Steel formwork can also pinch the top surface of a concrete slab due to the weight of the next slab to be built. Free calcium hydroxide (Ca(OH)) can remain within the hardened concrete and dissociate to form Ca2 and hydroxide (OH-) ions. Neutrons and gamma radiation in nuclear power plants and high flux material test reactors can also induce radiation damage to concrete structural components. The modern use of steel reinforcements (rebar) hidden within the concrete can also lead to deterioration.
This is because steel in concrete ruins its potentially great durability. Spalling, disintegration, erosion, reinforcement corrosion, delamination, spalling, alkali-aggregate reactions and concrete cracking are some of the effects of concrete deterioration. Above 600 °C, concrete turns light grey, and above 1000 °C, yellow-brown. Mechanical damage can also be caused by erosion from waves or from the sand and gravel they carry.
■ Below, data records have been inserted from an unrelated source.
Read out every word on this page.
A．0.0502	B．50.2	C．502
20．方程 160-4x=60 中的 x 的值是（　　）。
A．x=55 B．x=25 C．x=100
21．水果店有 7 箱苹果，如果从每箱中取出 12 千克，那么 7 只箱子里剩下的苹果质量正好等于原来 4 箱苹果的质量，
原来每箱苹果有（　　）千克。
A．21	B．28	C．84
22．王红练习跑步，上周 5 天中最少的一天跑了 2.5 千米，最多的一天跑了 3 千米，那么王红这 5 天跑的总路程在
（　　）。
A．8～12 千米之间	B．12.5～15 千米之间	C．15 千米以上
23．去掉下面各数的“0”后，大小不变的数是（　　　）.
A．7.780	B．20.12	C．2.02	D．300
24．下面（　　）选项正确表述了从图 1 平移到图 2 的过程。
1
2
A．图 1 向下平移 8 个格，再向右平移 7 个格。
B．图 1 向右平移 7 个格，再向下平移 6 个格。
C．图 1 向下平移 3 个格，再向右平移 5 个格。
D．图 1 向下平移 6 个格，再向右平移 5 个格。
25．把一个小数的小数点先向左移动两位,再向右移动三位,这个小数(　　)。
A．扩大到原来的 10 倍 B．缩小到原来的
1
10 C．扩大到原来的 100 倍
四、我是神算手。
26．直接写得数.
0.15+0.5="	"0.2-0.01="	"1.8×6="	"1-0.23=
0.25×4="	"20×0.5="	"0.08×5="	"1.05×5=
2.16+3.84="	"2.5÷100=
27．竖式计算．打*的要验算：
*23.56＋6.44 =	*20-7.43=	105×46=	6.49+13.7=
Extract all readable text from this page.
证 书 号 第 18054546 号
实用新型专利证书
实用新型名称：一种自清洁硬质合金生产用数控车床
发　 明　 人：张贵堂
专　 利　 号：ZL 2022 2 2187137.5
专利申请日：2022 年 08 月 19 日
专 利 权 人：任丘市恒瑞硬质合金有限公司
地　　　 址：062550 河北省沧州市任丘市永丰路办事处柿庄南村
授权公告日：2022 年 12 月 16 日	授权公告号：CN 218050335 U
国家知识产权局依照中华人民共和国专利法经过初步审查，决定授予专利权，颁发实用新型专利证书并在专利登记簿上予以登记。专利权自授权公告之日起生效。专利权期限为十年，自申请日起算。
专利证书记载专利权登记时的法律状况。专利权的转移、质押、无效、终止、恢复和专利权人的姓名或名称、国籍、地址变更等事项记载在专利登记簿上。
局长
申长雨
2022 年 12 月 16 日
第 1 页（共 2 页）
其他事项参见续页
Crystallisation of salts in the water that soak into the pores of the concrete can also cause damage when they dry out. The researchers used a combination of experimental and theoretical techniques to determine this mechanism: they used microindentation (which involves pressing a tiny, hard point into concrete samples and observing their response) and vertical scanning interferometry (which involves imaging 3D C-S-H patches and measuring them as they shrink or grow). Treating the concrete with a rust inhibitor compound is one option for preventing deterioration. However, this can be toxic and inappropriate for buildings.
Above the water's surface, the effects are more pronounced than where the concrete is permanently submerged. Within a decade, a very rare hydrothermal mineral called aluminium tobermorite (Al-tobermorite) has formed in concrete.